The life of a plantation worker before the Revolution was even worse.
According to John Kenneth Turner, Yaqui Indians working in the Yucatán
sisal fields were “beaten bloody every morning at roll call, forced to
work in the blazing sun from dawn to dusk on little food, locked up
every night, and beaten again if they failed to cut and trim at least
2000 henequen leaves per day.” He says that at least two-thirds of
these Indians died within a year of their arrival on the plantation.
Once again, plantation laborers were forbidden to run away and miners
were forbidden to strike for decent living and working conditions,
always in the name of the law. In the book Death by Government,
Political Scientist Rudolph Rummel estimates that between 1900 and
1920, various Mexican governments killed over 1.4 million people
through slave labor, executions, and in other ways, not including
individuals who died in wars or rebellions. Despite its shortcomings,
the Mexican Revolution brought an end to all this.
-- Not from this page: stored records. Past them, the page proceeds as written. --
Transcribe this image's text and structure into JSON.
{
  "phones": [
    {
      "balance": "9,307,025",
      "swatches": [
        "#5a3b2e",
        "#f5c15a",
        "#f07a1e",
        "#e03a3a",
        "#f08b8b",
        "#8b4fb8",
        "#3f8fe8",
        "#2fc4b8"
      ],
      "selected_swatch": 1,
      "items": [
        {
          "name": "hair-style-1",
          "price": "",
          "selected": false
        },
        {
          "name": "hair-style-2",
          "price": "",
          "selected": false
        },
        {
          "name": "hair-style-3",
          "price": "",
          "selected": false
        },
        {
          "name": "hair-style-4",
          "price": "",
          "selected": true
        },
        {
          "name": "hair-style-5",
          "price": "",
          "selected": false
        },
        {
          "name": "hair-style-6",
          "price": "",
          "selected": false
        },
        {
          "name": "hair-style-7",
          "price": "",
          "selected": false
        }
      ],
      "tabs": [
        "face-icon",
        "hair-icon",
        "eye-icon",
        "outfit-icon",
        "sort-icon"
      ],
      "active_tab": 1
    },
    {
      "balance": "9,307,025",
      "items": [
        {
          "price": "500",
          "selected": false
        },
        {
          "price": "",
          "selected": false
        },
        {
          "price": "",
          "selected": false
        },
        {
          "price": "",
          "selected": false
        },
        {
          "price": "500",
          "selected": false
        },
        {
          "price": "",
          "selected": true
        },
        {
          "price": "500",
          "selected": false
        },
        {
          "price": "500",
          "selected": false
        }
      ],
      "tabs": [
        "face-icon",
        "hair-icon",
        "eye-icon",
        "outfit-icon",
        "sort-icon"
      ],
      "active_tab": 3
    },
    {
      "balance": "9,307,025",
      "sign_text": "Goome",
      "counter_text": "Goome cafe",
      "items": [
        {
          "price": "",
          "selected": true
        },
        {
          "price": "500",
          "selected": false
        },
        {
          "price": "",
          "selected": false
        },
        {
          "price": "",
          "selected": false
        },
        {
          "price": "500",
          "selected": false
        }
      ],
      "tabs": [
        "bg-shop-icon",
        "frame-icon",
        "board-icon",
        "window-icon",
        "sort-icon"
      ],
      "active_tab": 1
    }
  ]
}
It could be argued that there exists another law, an unwritten set of
Rules for Good Behavior, which is actually responsible for the basic
social order practiced in the smallest and most remote ranchitos of
this wonderful country, but that is another subject for another day.
Meanwhile, next time you feel likely complaining about that guy who
just ran a red light, think back on the 400 years of injustice most
Mexicans had to put up with “in the name of the law.”